British judge (1940–2024)

Sir Anthony Tristram Kenneth May (9 September 1940 – 30 December 2024) was a British judge who served as the President of the Queen's Bench Division.

==Life and career==
May was born on 9 September 1940. He was educated at Bradfield College and Worcester College, Oxford.

On 1 October 2008, he succeeded Sir Igor Judge as President of the Queen's Bench Division. He was called to the Bar (Inner Temple) in 1967, became a Queen's Counsel in 1979, and a Recorder in 1985. He was appointed to the Queen's Bench Division in 1991, receiving the customary knighthood. In 1997, May was appointed to the Court of Appeal.

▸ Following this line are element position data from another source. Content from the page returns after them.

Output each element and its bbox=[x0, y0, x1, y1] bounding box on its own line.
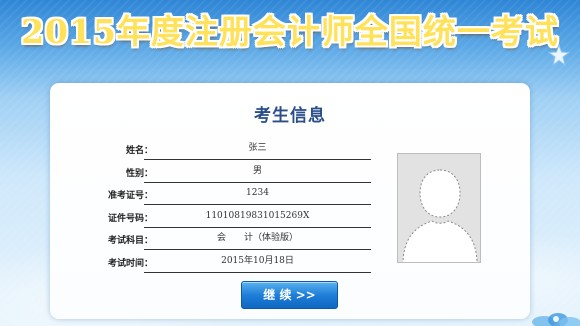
continue-button[interactable]: 继 续 >> bbox=[241, 281, 338, 309]
field-value-gender: 男 bbox=[144, 163, 371, 183]
field-value-name: 张三 bbox=[144, 140, 371, 160]
field-label: 证件号码 bbox=[107, 213, 144, 224]
field-label: 考试科目 bbox=[107, 236, 144, 246]
field-label: 姓名 bbox=[125, 146, 144, 156]
candidate-photo bbox=[397, 153, 481, 263]
decorative-flower-icon bbox=[532, 313, 580, 326]
field-row-id-number: 证件号码 ： 11010819831015269X bbox=[94, 208, 374, 231]
field-label: 考试时间 bbox=[107, 258, 144, 269]
field-value-exam-subject: 会 计（体验版） bbox=[144, 230, 371, 250]
field-value-id-number: 11010819831015269X bbox=[144, 208, 371, 228]
field-label: 性别 bbox=[125, 168, 144, 179]
field-value-admission-number: 1234 bbox=[144, 185, 371, 205]
user-silhouette-icon bbox=[398, 154, 480, 262]
field-row-exam-subject: 考试科目 ： 会 计（体验版） bbox=[94, 230, 374, 253]
candidate-info-table: 姓名 ： 张三 性别 ： 男 准考证号 ： 1234 证件号码 ： 110108… bbox=[94, 140, 374, 275]
candidate-info-card: 考生信息 姓名 ： 张三 性别 ： 男 准考证号 ： 1234 证件号码 ： 1… bbox=[50, 83, 530, 319]
field-row-exam-time: 考试时间 ： 2015年10月18日 bbox=[94, 253, 374, 276]
field-row-name: 姓名 ： 张三 bbox=[94, 140, 374, 163]
field-label: 准考证号 bbox=[107, 191, 144, 201]
exam-banner-title: 2015年度注册会计师全国统一考试 bbox=[0, 5, 580, 53]
decorative-star-icon bbox=[548, 44, 570, 66]
field-row-gender: 性别 ： 男 bbox=[94, 163, 374, 186]
field-row-admission-number: 准考证号 ： 1234 bbox=[94, 185, 374, 208]
field-value-exam-time: 2015年10月18日 bbox=[144, 253, 371, 273]
card-title: 考生信息 bbox=[254, 106, 326, 126]
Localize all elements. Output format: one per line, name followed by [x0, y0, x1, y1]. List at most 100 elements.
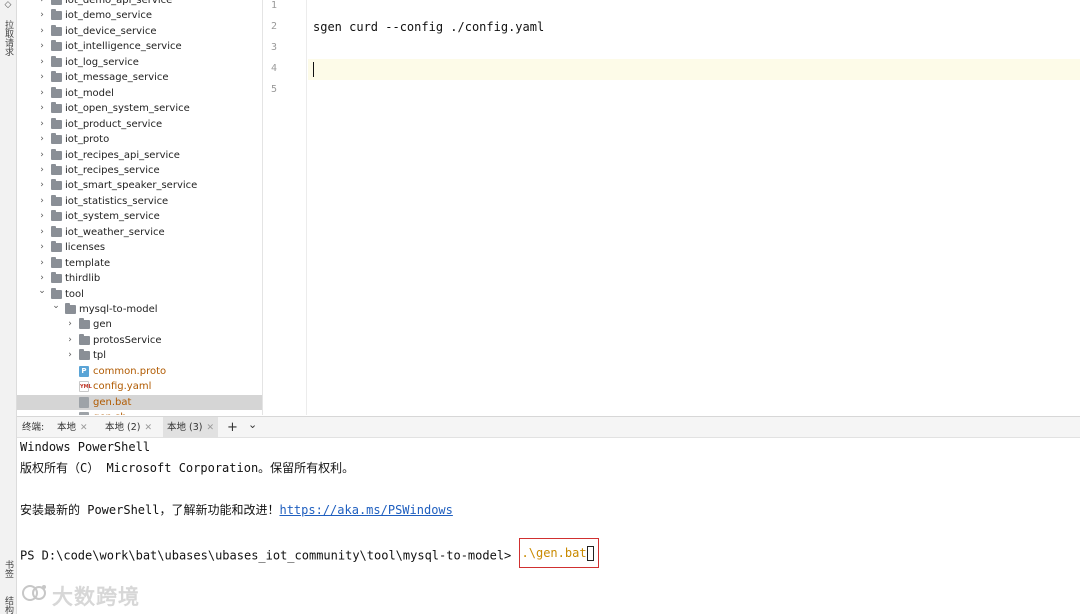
tree-item-label: gen.sh [93, 410, 127, 415]
chevron-right-icon[interactable]: › [37, 225, 47, 240]
chevron-right-icon[interactable]: › [37, 8, 47, 23]
powershell-link[interactable]: https://aka.ms/PSWindows [279, 503, 452, 517]
code-line[interactable] [308, 38, 1080, 59]
chevron-right-icon[interactable]: › [37, 39, 47, 54]
terminal-line: 安装最新的 PowerShell，了解新功能和改进！https://aka.ms… [20, 502, 453, 519]
folder-icon [51, 40, 62, 52]
tree-item[interactable]: › iot_smart_speaker_service [17, 178, 262, 193]
terminal-prompt-line: PS D:\code\work\bat\ubases\ubases_iot_co… [20, 538, 599, 568]
folder-icon [51, 241, 62, 253]
add-terminal-icon[interactable]: + [227, 417, 238, 438]
terminal-tab-label: 本地 (2) [105, 422, 141, 433]
tree-item[interactable]: › protosService [17, 333, 262, 348]
tree-item-label: iot_intelligence_service [65, 41, 182, 53]
chevron-right-icon[interactable]: › [37, 101, 47, 116]
chevron-down-icon[interactable]: ⌄ [37, 284, 47, 299]
folder-icon [51, 287, 62, 299]
chevron-right-icon[interactable]: › [37, 132, 47, 147]
chevron-right-icon[interactable]: › [37, 256, 47, 271]
chevron-right-icon[interactable]: › [37, 178, 47, 193]
chevron-right-icon[interactable]: › [37, 148, 47, 163]
code-line[interactable]: sgen curd --config ./config.yaml [308, 17, 1080, 38]
tree-item[interactable]: › iot_weather_service [17, 225, 262, 240]
chevron-right-icon[interactable]: › [65, 317, 75, 332]
chevron-right-icon[interactable]: › [37, 24, 47, 39]
close-icon[interactable]: ✕ [206, 423, 214, 433]
folder-icon [65, 303, 76, 314]
tree-item[interactable]: › iot_model [17, 86, 262, 101]
tree-item[interactable]: › iot_recipes_service [17, 163, 262, 178]
tree-item[interactable]: › template [17, 256, 262, 271]
tree-item[interactable]: › gen [17, 317, 262, 332]
code-area[interactable]: sgen curd --config ./config.yaml [308, 0, 1080, 415]
tree-item[interactable]: › thirdlib [17, 271, 262, 286]
folder-icon [51, 272, 62, 284]
tree-item-label: thirdlib [65, 273, 101, 285]
chevron-right-icon[interactable]: › [37, 55, 47, 70]
tree-item-label: mysql-to-model [79, 304, 158, 315]
chevron-right-icon[interactable]: › [37, 117, 47, 132]
tree-item[interactable]: gen.bat [17, 394, 262, 410]
line-gutter: 1 2 3 4 5 [263, 0, 307, 415]
close-icon[interactable]: ✕ [80, 423, 88, 433]
chevron-right-icon[interactable]: › [37, 240, 47, 255]
tree-item[interactable]: › iot_proto [17, 132, 262, 147]
folder-icon [51, 55, 62, 67]
tree-item[interactable]: gen.sh [17, 410, 262, 415]
chevron-right-icon[interactable]: › [37, 194, 47, 209]
folder-icon [51, 102, 62, 114]
line-number: 2 [270, 21, 277, 32]
pull-request-icon[interactable]: ◇ [3, 0, 13, 10]
tree-item[interactable]: Pcommon.proto [17, 364, 262, 379]
code-text: sgen curd --config ./config.yaml [313, 20, 545, 34]
project-tree: › iot_demo_api_service › iot_demo_service › i… [17, 0, 263, 415]
chevron-right-icon[interactable]: › [65, 333, 75, 348]
tree-item-label: gen.bat [93, 396, 132, 408]
bat-file-icon [79, 412, 89, 415]
tree-item[interactable]: › iot_statistics_service [17, 194, 262, 209]
tree-item[interactable]: › iot_demo_service [17, 8, 262, 23]
chevron-right-icon[interactable]: › [37, 0, 47, 8]
chevron-right-icon[interactable]: › [37, 163, 47, 178]
code-line[interactable] [308, 0, 1080, 17]
tree-item[interactable]: › iot_log_service [17, 55, 262, 70]
terminal-tab-1[interactable]: 本地 ✕ [57, 417, 88, 438]
chevron-right-icon[interactable]: › [65, 348, 75, 363]
structure-tab[interactable]: 结构 [2, 596, 15, 614]
folder-icon [51, 71, 62, 83]
tree-item[interactable]: › licenses [17, 240, 262, 255]
terminal-tab-2[interactable]: 本地 (2) ✕ [105, 417, 152, 438]
code-line[interactable] [308, 80, 1080, 101]
tree-item[interactable]: › iot_system_service [17, 209, 262, 224]
tree-item-label: gen [93, 319, 112, 331]
text-cursor [313, 62, 314, 77]
terminal-line: 版权所有（C） Microsoft Corporation。保留所有权利。 [20, 461, 355, 475]
bookmarks-tab[interactable]: 书签 [2, 560, 15, 578]
code-line[interactable] [308, 59, 1080, 80]
pull-requests-tab[interactable]: 拉取请求 [2, 20, 15, 56]
tree-item-label: iot_model [65, 87, 114, 99]
left-tool-strip: ◇ 拉取请求 书签 结构 [0, 0, 17, 614]
chevron-right-icon[interactable]: › [37, 86, 47, 101]
tree-item[interactable]: YML config.yaml [17, 379, 262, 394]
watermark-logo-icon [22, 585, 46, 601]
chevron-down-icon[interactable]: ⌄ [248, 414, 257, 435]
close-icon[interactable]: ✕ [144, 423, 152, 433]
terminal-tab-bar: 终端: 本地 ✕ 本地 (2) ✕ 本地 (3) ✕ + ⌄ [17, 416, 1080, 438]
chevron-right-icon[interactable]: › [37, 70, 47, 85]
folder-icon [51, 86, 62, 98]
tree-item[interactable]: › tpl [17, 348, 262, 363]
tree-item[interactable]: › iot_message_service [17, 70, 262, 85]
terminal-output[interactable]: Windows PowerShell 版权所有（C） Microsoft Cor… [17, 438, 1080, 614]
terminal-tab-3[interactable]: 本地 (3) ✕ [163, 417, 219, 438]
watermark-text: 大数跨境 [52, 585, 140, 609]
chevron-down-icon[interactable]: ⌄ [51, 299, 61, 314]
tree-item[interactable]: › iot_device_service [17, 24, 262, 39]
tree-item[interactable]: › iot_demo_api_service [17, 0, 262, 8]
tree-item[interactable]: ⌄ mysql-to-model [17, 299, 262, 317]
tree-item[interactable]: › iot_recipes_api_service [17, 148, 262, 163]
tree-item[interactable]: › iot_open_system_service [17, 101, 262, 116]
tree-item[interactable]: › iot_product_service [17, 117, 262, 132]
tree-item[interactable]: › iot_intelligence_service [17, 39, 262, 54]
chevron-right-icon[interactable]: › [37, 209, 47, 224]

May was Vice-President of the Queen's Bench Division from 2002 to 2008, when he was appointed President of the Queen's Bench Division, when the previous president, Sir Igor Judge, became Lord Chief Justice of England and Wales. He was sworn of the Privy Council of the United Kingdom in 1998. May retired from the Queen's Bench Division in July 2011, and was succeeded as its president by Sir John Thomas.

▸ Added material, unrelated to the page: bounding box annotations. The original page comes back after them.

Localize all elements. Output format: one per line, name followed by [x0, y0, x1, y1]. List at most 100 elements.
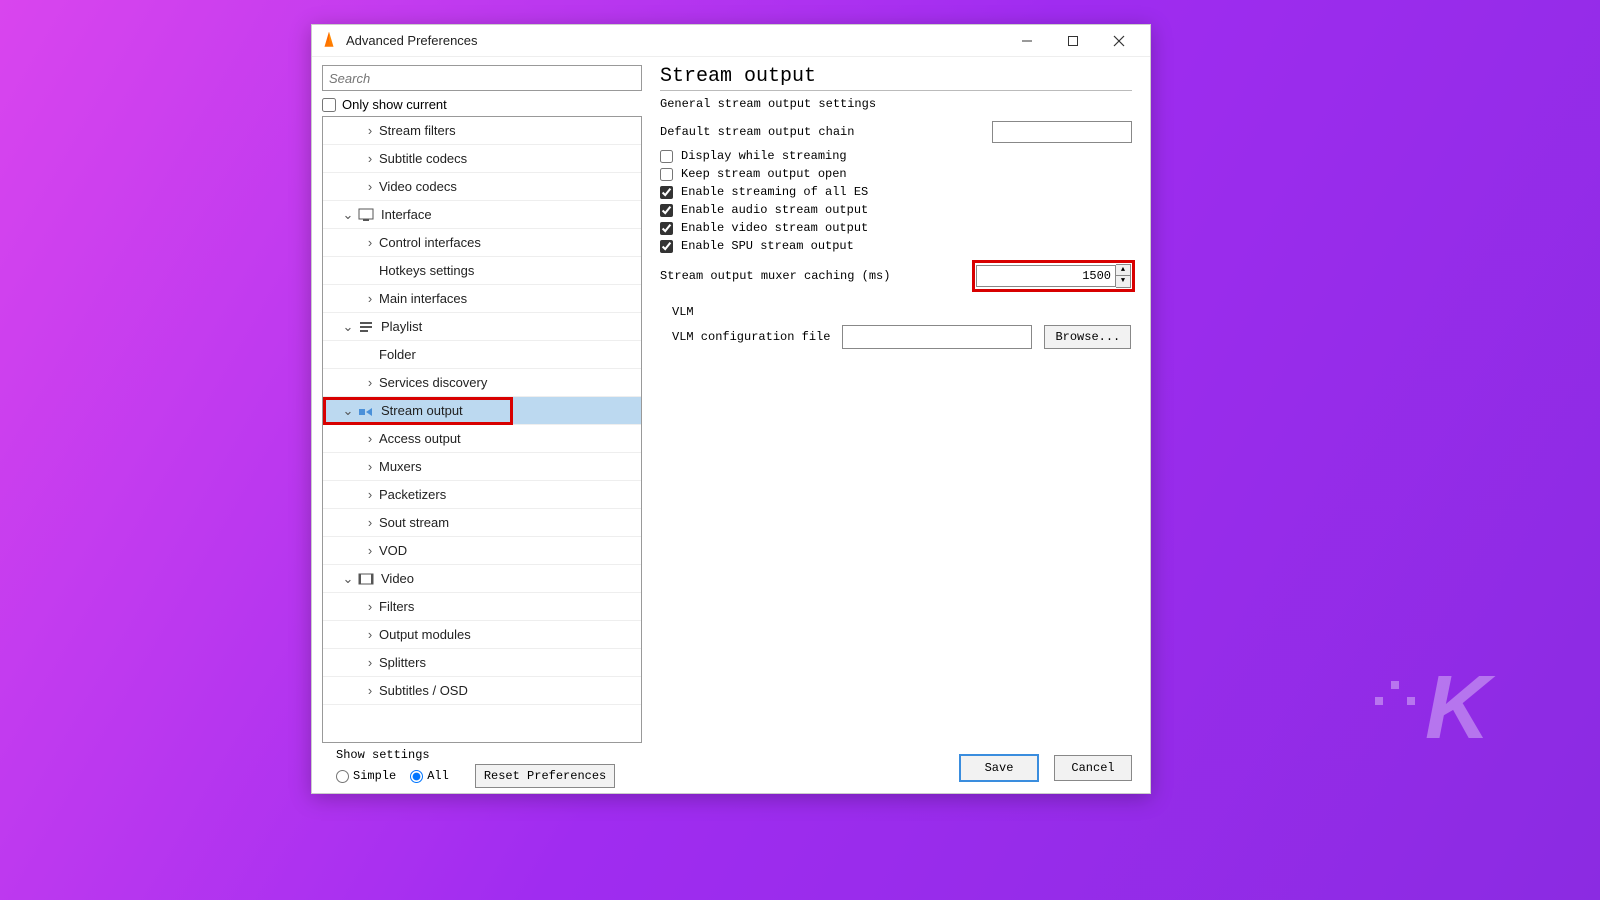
chevron-right-icon[interactable]: › [363, 487, 377, 502]
tree-item-hotkeys-settings[interactable]: Hotkeys settings [323, 257, 641, 285]
tree-item-label: Services discovery [379, 375, 487, 390]
tree-item-label: Hotkeys settings [379, 263, 474, 278]
panel-title: Stream output [660, 65, 1132, 91]
muxer-cache-spinner: ▲ ▼ [1116, 264, 1131, 288]
maximize-button[interactable] [1050, 26, 1096, 56]
check-video[interactable] [660, 222, 673, 235]
chevron-right-icon[interactable]: › [363, 291, 377, 306]
check-audio-row: Enable audio stream output [660, 203, 1132, 217]
tree-item-services-discovery[interactable]: ›Services discovery [323, 369, 641, 397]
tree-item-label: Muxers [379, 459, 422, 474]
search-input[interactable] [322, 65, 642, 91]
muxer-cache-label: Stream output muxer caching (ms) [660, 269, 975, 283]
chevron-down-icon[interactable]: ⌄ [341, 571, 355, 587]
check-es[interactable] [660, 186, 673, 199]
tree-item-video[interactable]: ⌄Video [323, 565, 641, 593]
tree-item-label: Filters [379, 599, 414, 614]
browse-button[interactable]: Browse... [1044, 325, 1131, 349]
check-audio[interactable] [660, 204, 673, 217]
muxer-cache-highlight: ▲ ▼ [975, 263, 1132, 289]
tree-item-output-modules[interactable]: ›Output modules [323, 621, 641, 649]
tree-item-subtitle-codecs[interactable]: ›Subtitle codecs [323, 145, 641, 173]
chevron-right-icon[interactable]: › [363, 655, 377, 670]
check-keep-label: Keep stream output open [681, 167, 847, 181]
vlm-file-row: VLM configuration file Browse... [672, 325, 1132, 349]
check-spu[interactable] [660, 240, 673, 253]
chevron-right-icon[interactable]: › [363, 683, 377, 698]
interface-icon [357, 207, 375, 223]
chevron-down-icon[interactable]: ⌄ [341, 403, 355, 419]
check-display-label: Display while streaming [681, 149, 847, 163]
check-keep[interactable] [660, 168, 673, 181]
reset-preferences-button[interactable]: Reset Preferences [475, 764, 615, 788]
chevron-right-icon[interactable]: › [363, 599, 377, 614]
tree-item-sout-stream[interactable]: ›Sout stream [323, 509, 641, 537]
radio-all-label[interactable]: All [410, 769, 449, 783]
cancel-button[interactable]: Cancel [1054, 755, 1132, 781]
tree-item-subtitles-osd[interactable]: ›Subtitles / OSD [323, 677, 641, 705]
default-chain-row: Default stream output chain [660, 121, 1132, 143]
chevron-right-icon[interactable]: › [363, 179, 377, 194]
tree-item-packetizers[interactable]: ›Packetizers [323, 481, 641, 509]
tree-item-video-codecs[interactable]: ›Video codecs [323, 173, 641, 201]
spinner-down[interactable]: ▼ [1116, 276, 1130, 287]
tree-item-interface[interactable]: ⌄ Interface [323, 201, 641, 229]
category-tree[interactable]: ›Stream filters›Subtitle codecs›Video co… [323, 117, 641, 742]
check-audio-label: Enable audio stream output [681, 203, 868, 217]
only-show-current-checkbox[interactable] [322, 98, 336, 112]
vlm-file-input[interactable] [842, 325, 1032, 349]
radio-simple-label[interactable]: Simple [336, 769, 396, 783]
tree-item-label: Subtitles / OSD [379, 683, 468, 698]
tree-item-label: Video codecs [379, 179, 457, 194]
tree-item-label: Interface [381, 207, 432, 222]
save-button[interactable]: Save [960, 755, 1038, 781]
chevron-down-icon[interactable]: ⌄ [341, 319, 355, 335]
footer: Show settings Simple All Reset Preferenc… [312, 743, 1150, 793]
left-column: Only show current ›Stream filters›Subtit… [322, 65, 642, 743]
spinner-up[interactable]: ▲ [1116, 265, 1130, 276]
default-chain-input[interactable] [992, 121, 1132, 143]
chevron-right-icon[interactable]: › [363, 515, 377, 530]
radio-simple[interactable] [336, 770, 349, 783]
tree-container: ›Stream filters›Subtitle codecs›Video co… [322, 116, 642, 743]
tree-item-access-output[interactable]: ›Access output [323, 425, 641, 453]
minimize-button[interactable] [1004, 26, 1050, 56]
tree-item-main-interfaces[interactable]: ›Main interfaces [323, 285, 641, 313]
only-show-current-row: Only show current [322, 97, 642, 112]
chevron-right-icon[interactable]: › [363, 375, 377, 390]
tree-item-control-interfaces[interactable]: ›Control interfaces [323, 229, 641, 257]
muxer-cache-row: Stream output muxer caching (ms) ▲ ▼ [660, 263, 1132, 289]
tree-item-label: Subtitle codecs [379, 151, 467, 166]
tree-item-stream-filters[interactable]: ›Stream filters [323, 117, 641, 145]
chevron-right-icon[interactable]: › [363, 459, 377, 474]
tree-item-vod[interactable]: ›VOD [323, 537, 641, 565]
tree-item-playlist[interactable]: ⌄Playlist [323, 313, 641, 341]
tree-item-muxers[interactable]: ›Muxers [323, 453, 641, 481]
check-es-row: Enable streaming of all ES [660, 185, 1132, 199]
tree-item-folder[interactable]: Folder [323, 341, 641, 369]
footer-right: Save Cancel [960, 755, 1132, 781]
chevron-right-icon[interactable]: › [363, 543, 377, 558]
chevron-right-icon[interactable]: › [363, 431, 377, 446]
tree-item-label: Access output [379, 431, 461, 446]
window-title: Advanced Preferences [346, 33, 478, 48]
chevron-right-icon[interactable]: › [363, 235, 377, 250]
watermark: K [1425, 657, 1490, 760]
vlc-cone-icon [320, 32, 338, 50]
radio-all[interactable] [410, 770, 423, 783]
tree-item-highlight: ⌄ Stream output [323, 397, 641, 425]
tree-item-label: Stream output [381, 403, 463, 418]
titlebar: Advanced Preferences [312, 25, 1150, 57]
tree-item-filters[interactable]: ›Filters [323, 593, 641, 621]
check-display[interactable] [660, 150, 673, 163]
tree-item-stream-output[interactable]: ⌄ Stream output [323, 397, 641, 425]
tree-item-splitters[interactable]: ›Splitters [323, 649, 641, 677]
close-button[interactable] [1096, 26, 1142, 56]
muxer-cache-input[interactable] [976, 265, 1116, 287]
chevron-right-icon[interactable]: › [363, 123, 377, 138]
chevron-right-icon[interactable]: › [363, 151, 377, 166]
tree-item-label: Output modules [379, 627, 471, 642]
check-spu-label: Enable SPU stream output [681, 239, 854, 253]
chevron-right-icon[interactable]: › [363, 627, 377, 642]
chevron-down-icon[interactable]: ⌄ [341, 207, 355, 223]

In October 2012, Downing Street announced May would become the Interception of Communications Commissioner beginning on 1 January 2013. In July 2014 he was involved in a serious accident. As a consequence, the former Interception of Communications Commissioner, Sir Paul Kennedy, was re-instated as Interim Commissioner by the Prime Minister. May resumed the commissioner duties on 1 January 2015, and resigned effective 31 July 2015, six months prior to the end of his three-year term. He was succeeded as commissioner by Sir Stanley Burnton.

May died on 30 December 2024, at the age of 84.